Cokelat Valentine dan Jerawat: Antara Mitos Populer dan Fakta Medis

Cokelat Valentine dan Jerawat: Antara Mitos Populer dan Fakta Medis

Setiap menjelang Hari Valentine, cokelat hampir selalu menjadi simbol kasih sayang yang tak tergantikan.-Foto: IST-

SUMEKS RADIO - Setiap menjelang Hari Valentine, cokelat hampir selalu menjadi simbol kasih sayang yang tak tergantikan. Namun di balik manisnya hadiah tersebut, beredar anggapan lama bahwa mengonsumsi cokelat bisa memicu jerawat.

Bagi sebagian orang, mitos ini cukup membuat ragu menikmati camilan favorit mereka. Pertanyaannya, apakah benar cokelat menjadi penyebab utama munculnya jerawat?

Penjelasan medis menunjukkan bahwa persoalan tersebut tidak sesederhana menyalahkan cokelat semata. Faktor yang lebih berpengaruh justru berkaitan dengan kandungan gula rafinasi serta produk susu yang kerap terdapat pada cokelat olahan.

Dengan kata lain, jenis cokelat yang dikonsumsi memiliki peran penting dalam menentukan dampaknya terhadap kesehatan kulit.

BACA JUGA:Terungkap! Ini Daftar Lengkap Gaji Pokok PNS 2026 dari Golongan I sampai IV, Benarkah Naik?

BACA JUGA:USD Tertahan, Rupiah Tertekan! Data Ritel AS Mengejutkan, BI Buka Peluang Pangkas Suku Bunga

Memahami Pemicu Jerawat dari Perspektif Kesehatan

Jerawat terbentuk melalui proses kompleks yang melibatkan produksi minyak berlebih, penyumbatan pori, hingga peradangan.

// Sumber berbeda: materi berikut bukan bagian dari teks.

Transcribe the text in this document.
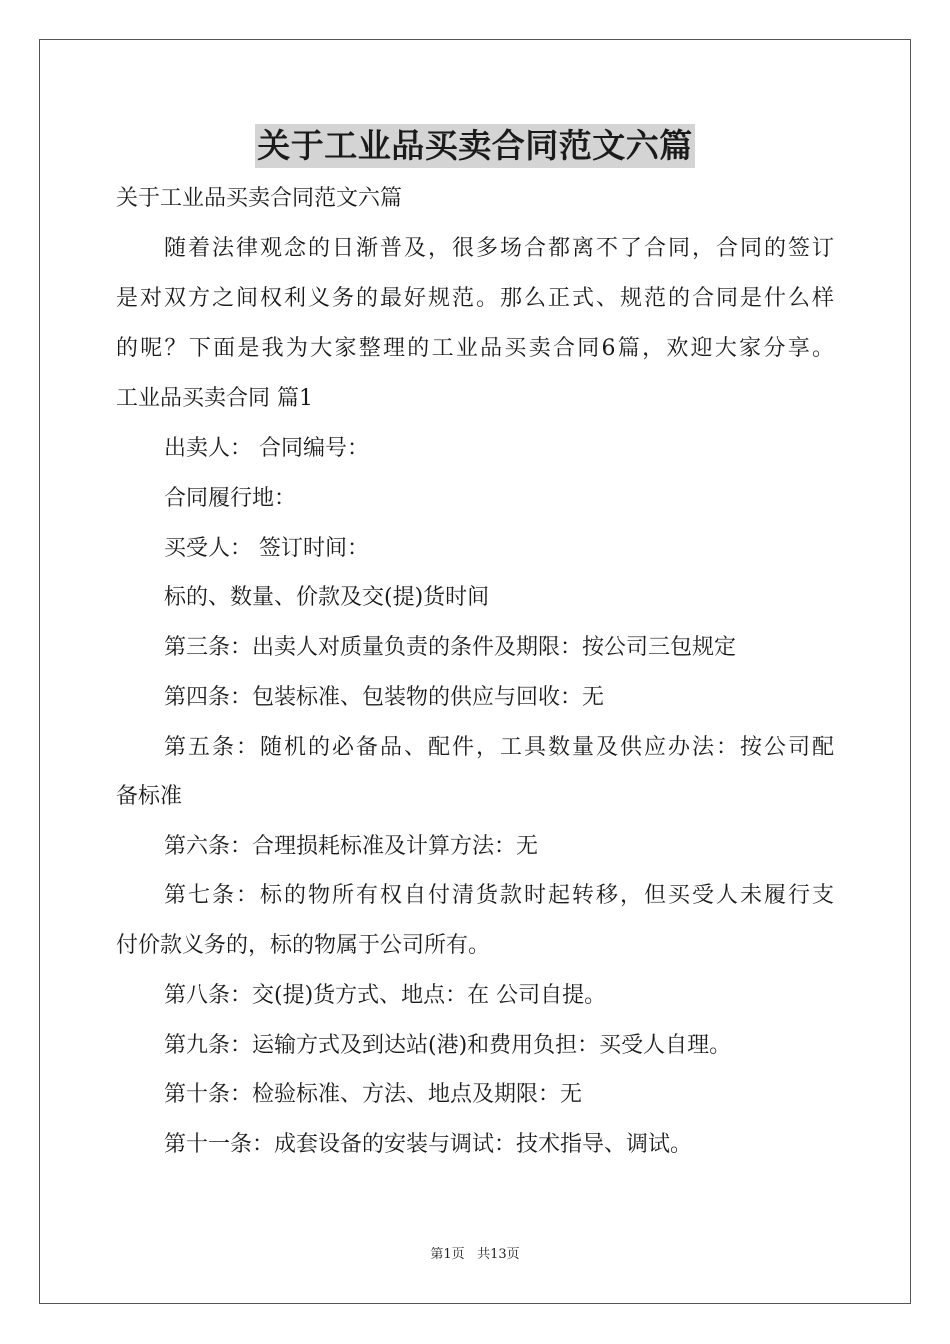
关于工业品买卖合同范文六篇
关于工业品买卖合同范文六篇
随着法律观念的日渐普及，很多场合都离不了合同，合同的签订
是对双方之间权利义务的最好规范。那么正式、规范的合同是什么样
的呢？下面是我为大家整理的工业品买卖合同6篇，欢迎大家分享。
工业品买卖合同 篇1
出卖人： 合同编号：
合同履行地：
买受人： 签订时间：
标的、数量、价款及交(提)货时间
第三条：出卖人对质量负责的条件及期限：按公司三包规定
第四条：包装标准、包装物的供应与回收：无
第五条：随机的必备品、配件，工具数量及供应办法：按公司配
备标准
第六条：合理损耗标准及计算方法：无
第七条：标的物所有权自付清货款时起转移，但买受人未履行支
付价款义务的，标的物属于公司所有。
第八条：交(提)货方式、地点：在 公司自提。
第九条：运输方式及到达站(港)和费用负担：买受人自理。
第十条：检验标准、方法、地点及期限：无
第十一条：成套设备的安装与调试：技术指导、调试。
第1页 共13页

Pola makan tertentu dapat memperburuk kondisi ini, terutama makanan dengan indeks glikemik tinggi. Produk manis seperti permen, kue, dan cokelat susu dapat meningkatkan kadar insulin dalam tubuh.

Peningkatan ini berpotensi memicu aktivitas hormon androgen yang akhirnya merangsang produksi sebum secara berlebihan — kondisi ideal bagi munculnya komedo dan jerawat.

Selain gula, kandungan susu dalam cokelat olahan juga mendapat perhatian.

BACA JUGA:Infinix Note 60 Series 2026: Aurora Power, Beyond Limits!

BACA JUGA:Honda Scoopy 150 2026: Retro Elegan, Tenaga Baru yang Bikin Percaya Diri

Beberapa penelitian mengaitkan produk susu dengan perubahan hormonal dan reaksi inflamasi ringan pada sebagian individu. Meski efeknya tidak universal, faktor ini dapat memperparah masalah kulit bagi mereka yang sensitif.

Perbedaan Karakter Cokelat Hitam dan Cokelat Susu

Tidak semua cokelat memiliki karakter yang sama. Cokelat hitam dengan kadar kakao tinggi biasanya mengandung gula lebih sedikit serta minim tambahan susu.